While he’s reluctant to toll the death bell for lesser business schools, the surge in demand for online courses will probably have an impact on numbers of full-time courses worldwide. Warwick’s own full-time numbers have dropped in half from close to 150 at the height of its program before the financial crash. “I think the residential full-time MBA at the very top level will be concentrated in a smaller number of business schools in various geographical locations.”

And Warwick’s new London location in the Shard – roughly an hour away by train from its Coventry campus – will boost the school’s international appeal, with a base in one of the world’s top finance centers. “A U.K. MBA still tends to be more international than a traditional North American degree – it equips students for a global career.” It’s from the Shard that part-time masters courses will be delivered, as well as some executive education.

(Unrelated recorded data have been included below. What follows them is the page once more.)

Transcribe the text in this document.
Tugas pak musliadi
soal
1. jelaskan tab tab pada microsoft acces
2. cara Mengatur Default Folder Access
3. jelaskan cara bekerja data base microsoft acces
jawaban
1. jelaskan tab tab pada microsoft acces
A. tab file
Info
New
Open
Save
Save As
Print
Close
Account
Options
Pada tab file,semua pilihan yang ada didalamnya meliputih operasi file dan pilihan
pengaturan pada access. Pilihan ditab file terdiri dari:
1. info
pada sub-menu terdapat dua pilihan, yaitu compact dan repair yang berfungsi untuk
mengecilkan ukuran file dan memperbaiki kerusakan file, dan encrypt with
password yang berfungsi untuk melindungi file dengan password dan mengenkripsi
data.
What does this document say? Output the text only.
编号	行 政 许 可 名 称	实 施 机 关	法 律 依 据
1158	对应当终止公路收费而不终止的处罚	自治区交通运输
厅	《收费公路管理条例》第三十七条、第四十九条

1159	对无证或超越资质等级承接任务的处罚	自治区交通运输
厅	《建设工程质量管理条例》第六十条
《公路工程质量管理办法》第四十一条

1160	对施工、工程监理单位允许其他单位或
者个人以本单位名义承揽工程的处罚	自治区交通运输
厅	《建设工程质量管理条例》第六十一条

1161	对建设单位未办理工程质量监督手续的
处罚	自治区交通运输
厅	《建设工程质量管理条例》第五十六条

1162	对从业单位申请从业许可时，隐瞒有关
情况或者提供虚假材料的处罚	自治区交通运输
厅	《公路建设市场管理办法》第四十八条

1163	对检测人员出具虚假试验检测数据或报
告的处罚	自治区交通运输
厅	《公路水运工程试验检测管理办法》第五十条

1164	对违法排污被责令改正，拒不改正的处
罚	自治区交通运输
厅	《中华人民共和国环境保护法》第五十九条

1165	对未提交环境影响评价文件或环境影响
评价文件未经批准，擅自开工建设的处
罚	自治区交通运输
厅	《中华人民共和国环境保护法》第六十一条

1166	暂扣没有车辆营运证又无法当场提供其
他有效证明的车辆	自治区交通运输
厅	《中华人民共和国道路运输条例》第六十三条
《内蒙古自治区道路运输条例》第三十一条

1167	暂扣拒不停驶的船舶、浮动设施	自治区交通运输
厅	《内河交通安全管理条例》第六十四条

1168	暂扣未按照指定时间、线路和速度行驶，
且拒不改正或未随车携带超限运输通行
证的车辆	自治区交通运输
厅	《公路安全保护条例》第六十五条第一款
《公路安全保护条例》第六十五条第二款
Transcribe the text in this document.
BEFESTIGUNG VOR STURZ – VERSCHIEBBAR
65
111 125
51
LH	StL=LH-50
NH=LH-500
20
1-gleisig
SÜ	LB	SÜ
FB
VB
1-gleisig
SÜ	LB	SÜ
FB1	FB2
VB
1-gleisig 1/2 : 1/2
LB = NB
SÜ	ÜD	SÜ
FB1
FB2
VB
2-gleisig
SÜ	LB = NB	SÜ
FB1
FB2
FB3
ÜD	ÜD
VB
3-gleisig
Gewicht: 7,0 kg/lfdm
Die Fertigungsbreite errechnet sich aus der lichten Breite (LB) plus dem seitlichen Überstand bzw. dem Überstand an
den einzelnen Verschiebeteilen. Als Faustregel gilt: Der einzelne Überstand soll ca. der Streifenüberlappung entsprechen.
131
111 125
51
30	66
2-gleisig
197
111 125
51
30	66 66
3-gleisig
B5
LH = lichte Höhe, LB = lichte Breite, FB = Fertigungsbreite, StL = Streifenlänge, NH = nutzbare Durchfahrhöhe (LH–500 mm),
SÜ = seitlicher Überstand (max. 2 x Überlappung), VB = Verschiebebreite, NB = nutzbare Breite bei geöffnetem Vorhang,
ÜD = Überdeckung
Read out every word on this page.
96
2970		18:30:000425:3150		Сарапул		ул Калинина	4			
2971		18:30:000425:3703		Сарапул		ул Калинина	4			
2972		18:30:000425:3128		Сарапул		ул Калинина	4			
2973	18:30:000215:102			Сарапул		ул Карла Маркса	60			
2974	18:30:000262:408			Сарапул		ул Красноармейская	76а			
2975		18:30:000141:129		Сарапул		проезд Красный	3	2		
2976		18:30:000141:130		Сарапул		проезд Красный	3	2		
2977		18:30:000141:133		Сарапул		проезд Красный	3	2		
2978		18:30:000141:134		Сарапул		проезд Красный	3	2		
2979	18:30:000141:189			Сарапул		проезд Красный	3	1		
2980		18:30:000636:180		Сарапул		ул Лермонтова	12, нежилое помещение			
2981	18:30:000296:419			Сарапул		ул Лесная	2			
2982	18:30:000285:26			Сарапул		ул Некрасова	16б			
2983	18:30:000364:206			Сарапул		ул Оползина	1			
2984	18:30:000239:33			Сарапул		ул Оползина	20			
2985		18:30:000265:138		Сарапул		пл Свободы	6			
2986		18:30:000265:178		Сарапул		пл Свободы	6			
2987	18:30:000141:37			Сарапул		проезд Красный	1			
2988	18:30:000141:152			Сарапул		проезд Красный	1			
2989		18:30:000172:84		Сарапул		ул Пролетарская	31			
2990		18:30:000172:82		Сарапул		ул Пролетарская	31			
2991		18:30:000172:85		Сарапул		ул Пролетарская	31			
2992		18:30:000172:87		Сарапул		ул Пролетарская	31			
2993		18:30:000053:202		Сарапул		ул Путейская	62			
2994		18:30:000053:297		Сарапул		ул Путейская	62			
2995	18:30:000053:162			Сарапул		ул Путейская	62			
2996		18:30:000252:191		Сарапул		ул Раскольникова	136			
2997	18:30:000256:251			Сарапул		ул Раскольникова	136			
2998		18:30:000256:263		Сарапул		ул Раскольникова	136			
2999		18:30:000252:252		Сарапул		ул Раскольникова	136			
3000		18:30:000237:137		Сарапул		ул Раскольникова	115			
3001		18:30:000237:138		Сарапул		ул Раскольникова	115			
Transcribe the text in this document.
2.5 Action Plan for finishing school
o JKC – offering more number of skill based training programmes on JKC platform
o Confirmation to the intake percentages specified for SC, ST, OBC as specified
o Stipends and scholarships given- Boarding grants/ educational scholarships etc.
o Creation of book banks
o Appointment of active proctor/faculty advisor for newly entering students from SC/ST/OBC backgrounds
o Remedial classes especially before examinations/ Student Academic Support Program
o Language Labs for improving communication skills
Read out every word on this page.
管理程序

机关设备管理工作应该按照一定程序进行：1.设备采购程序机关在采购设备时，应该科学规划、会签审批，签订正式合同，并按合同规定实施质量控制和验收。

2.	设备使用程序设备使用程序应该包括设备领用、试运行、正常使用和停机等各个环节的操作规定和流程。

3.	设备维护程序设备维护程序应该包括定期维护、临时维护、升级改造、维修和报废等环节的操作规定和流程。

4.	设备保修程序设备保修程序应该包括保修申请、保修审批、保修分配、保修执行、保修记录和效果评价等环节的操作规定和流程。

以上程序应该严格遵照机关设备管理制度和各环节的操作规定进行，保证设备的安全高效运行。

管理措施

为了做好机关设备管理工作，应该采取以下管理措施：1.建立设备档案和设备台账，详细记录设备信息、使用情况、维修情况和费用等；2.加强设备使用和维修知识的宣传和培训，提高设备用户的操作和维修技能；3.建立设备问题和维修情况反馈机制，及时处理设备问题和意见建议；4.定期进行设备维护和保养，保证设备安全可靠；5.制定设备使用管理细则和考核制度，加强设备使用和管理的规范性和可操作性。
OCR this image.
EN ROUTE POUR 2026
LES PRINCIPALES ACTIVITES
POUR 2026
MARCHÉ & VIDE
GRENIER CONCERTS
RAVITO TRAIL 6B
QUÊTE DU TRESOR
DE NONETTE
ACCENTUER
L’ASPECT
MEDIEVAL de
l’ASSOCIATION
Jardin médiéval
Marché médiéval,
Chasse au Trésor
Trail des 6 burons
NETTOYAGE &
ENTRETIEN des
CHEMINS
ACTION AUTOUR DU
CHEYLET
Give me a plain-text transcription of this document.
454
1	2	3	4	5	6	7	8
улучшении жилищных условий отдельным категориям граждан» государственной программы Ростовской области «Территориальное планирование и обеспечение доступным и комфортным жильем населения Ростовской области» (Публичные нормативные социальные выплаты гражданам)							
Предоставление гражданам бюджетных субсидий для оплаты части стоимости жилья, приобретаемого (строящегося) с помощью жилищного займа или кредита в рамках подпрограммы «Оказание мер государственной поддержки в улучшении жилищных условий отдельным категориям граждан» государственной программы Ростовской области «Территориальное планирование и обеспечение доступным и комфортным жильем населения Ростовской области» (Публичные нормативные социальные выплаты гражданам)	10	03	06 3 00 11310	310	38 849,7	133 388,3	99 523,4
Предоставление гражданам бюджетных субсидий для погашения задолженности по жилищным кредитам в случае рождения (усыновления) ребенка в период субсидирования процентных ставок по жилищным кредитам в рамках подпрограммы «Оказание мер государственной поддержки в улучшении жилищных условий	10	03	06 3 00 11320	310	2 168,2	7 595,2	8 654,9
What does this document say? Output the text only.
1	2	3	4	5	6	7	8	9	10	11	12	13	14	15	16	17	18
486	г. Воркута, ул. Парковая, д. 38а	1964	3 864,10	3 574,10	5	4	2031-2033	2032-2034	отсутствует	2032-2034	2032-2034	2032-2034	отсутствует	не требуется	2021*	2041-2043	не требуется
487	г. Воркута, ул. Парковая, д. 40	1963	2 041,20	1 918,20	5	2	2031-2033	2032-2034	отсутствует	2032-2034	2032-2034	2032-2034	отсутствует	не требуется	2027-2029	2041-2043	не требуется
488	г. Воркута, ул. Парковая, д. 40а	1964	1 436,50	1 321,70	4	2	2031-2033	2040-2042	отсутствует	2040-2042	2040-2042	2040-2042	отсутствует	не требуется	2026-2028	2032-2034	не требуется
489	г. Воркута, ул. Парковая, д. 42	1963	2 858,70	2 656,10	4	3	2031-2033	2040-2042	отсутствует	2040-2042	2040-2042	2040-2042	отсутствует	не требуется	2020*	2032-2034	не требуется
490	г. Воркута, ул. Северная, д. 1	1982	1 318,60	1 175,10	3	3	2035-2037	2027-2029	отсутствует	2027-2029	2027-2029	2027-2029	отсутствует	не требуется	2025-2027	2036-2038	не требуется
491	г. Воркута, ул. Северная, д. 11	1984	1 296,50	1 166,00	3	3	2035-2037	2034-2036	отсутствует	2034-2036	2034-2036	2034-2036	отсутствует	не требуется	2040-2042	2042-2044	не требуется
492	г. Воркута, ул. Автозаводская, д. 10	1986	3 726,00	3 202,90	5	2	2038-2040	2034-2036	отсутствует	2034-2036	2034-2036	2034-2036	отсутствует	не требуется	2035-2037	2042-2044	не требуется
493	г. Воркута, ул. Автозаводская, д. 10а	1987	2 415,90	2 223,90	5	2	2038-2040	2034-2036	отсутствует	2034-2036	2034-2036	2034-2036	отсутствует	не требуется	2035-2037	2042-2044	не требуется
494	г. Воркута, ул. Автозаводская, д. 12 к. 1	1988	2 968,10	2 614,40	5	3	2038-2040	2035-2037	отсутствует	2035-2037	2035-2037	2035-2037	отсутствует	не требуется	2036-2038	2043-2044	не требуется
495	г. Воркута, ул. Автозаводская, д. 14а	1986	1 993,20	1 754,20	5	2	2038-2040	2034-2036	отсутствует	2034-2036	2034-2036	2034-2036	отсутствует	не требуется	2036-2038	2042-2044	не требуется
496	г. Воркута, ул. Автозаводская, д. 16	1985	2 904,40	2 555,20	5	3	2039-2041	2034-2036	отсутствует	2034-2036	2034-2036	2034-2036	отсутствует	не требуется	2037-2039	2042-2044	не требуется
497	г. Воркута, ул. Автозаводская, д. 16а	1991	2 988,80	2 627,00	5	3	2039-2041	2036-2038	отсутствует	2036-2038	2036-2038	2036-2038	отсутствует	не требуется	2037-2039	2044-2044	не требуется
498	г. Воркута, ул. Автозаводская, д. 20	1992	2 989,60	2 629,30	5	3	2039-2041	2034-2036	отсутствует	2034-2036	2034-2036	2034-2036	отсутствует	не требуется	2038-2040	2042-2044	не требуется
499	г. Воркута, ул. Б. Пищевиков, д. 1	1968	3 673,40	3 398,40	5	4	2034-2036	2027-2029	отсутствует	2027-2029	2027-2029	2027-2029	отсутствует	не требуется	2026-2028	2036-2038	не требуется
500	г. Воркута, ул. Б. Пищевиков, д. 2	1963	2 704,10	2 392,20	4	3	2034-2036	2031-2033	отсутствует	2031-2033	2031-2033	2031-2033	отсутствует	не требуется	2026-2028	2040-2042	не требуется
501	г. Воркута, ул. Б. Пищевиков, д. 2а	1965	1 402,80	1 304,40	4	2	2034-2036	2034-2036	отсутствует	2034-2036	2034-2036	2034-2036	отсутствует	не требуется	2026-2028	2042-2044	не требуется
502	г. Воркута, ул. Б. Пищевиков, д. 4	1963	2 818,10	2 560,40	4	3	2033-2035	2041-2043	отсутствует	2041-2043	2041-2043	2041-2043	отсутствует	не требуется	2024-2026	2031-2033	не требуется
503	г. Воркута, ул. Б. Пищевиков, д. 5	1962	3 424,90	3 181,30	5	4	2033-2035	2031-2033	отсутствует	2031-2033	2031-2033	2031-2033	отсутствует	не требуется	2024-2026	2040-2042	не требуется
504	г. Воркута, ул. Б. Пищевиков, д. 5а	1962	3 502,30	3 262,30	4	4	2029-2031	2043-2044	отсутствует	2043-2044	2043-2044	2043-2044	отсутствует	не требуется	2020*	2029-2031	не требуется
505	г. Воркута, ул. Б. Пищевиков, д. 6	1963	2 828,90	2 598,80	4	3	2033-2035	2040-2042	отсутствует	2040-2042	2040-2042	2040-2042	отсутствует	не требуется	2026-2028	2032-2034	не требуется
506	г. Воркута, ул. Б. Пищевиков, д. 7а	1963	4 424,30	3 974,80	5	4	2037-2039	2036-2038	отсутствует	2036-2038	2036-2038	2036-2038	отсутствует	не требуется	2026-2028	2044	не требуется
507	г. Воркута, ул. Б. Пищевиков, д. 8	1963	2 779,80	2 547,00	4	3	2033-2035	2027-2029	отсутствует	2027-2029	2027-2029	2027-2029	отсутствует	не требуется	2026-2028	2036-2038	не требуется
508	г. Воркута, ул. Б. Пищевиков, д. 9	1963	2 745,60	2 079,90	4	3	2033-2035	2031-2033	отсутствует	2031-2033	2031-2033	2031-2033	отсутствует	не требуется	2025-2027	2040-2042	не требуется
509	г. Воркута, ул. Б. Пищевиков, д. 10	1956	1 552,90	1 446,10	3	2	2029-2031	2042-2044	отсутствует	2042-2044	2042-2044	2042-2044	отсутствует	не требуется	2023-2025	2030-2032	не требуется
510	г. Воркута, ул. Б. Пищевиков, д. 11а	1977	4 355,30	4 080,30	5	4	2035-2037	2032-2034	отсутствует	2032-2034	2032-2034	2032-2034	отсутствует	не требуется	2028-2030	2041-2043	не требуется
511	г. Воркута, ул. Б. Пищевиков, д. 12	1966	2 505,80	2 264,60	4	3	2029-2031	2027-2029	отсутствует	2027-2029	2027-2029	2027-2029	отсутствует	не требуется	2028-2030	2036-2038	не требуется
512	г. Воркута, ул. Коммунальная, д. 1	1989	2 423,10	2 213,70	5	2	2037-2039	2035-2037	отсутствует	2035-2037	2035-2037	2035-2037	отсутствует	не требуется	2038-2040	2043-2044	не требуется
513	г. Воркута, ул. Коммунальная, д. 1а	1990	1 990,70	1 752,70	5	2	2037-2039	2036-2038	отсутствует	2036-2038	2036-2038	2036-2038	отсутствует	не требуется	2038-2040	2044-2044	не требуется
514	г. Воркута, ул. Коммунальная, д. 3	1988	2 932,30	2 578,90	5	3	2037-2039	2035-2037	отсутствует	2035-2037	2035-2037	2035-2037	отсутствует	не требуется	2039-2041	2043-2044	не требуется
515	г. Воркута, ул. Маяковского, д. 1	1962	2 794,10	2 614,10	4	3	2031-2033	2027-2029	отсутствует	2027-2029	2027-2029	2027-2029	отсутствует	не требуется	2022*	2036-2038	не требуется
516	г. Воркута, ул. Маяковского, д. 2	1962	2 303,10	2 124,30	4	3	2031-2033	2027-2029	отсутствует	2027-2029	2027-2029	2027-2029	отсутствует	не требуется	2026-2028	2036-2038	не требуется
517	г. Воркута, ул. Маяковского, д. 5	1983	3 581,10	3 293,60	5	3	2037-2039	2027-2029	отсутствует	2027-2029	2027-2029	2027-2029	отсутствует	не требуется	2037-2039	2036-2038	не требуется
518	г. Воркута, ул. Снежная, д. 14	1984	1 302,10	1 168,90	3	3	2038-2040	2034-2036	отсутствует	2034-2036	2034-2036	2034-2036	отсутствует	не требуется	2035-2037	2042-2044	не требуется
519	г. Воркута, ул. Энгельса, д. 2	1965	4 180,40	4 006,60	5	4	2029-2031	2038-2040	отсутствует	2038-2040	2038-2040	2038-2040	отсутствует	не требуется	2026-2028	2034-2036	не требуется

Full-time MBA students will also spend a week here, and the school might gather its distance learners for face-to-face modules.

While this London presence might pit Warwick against the likes of Cass Business School London and the LSE (London School of Economics), Taylor declares himself unruffled – and points to the rankings. And though the school might be competing against the likes of Oxford and Cambridge, it doesn’t have the 800 odd years of tradition – nor the lucrative endowments or brand prestige – to back it up. At the end of the day, Taylor’s focus on Oxford and Cambridge is less about competition than it is about distancing Warwick from Britain’s other business school options, from the University of Bath and City University to Cranfield School of Management and the University of Strathclyde.

“So we need to be resourceful, flexible and dynamic; we are a non-traditional type of school,” says Taylor. When trawling through applications, admissions staff look for “confidence without arrogance – the school is elite not elitist. When the university celebrates its 50th anniversary next year, it will celebrate from going from a sheep field to one of the most respected schools in the world.”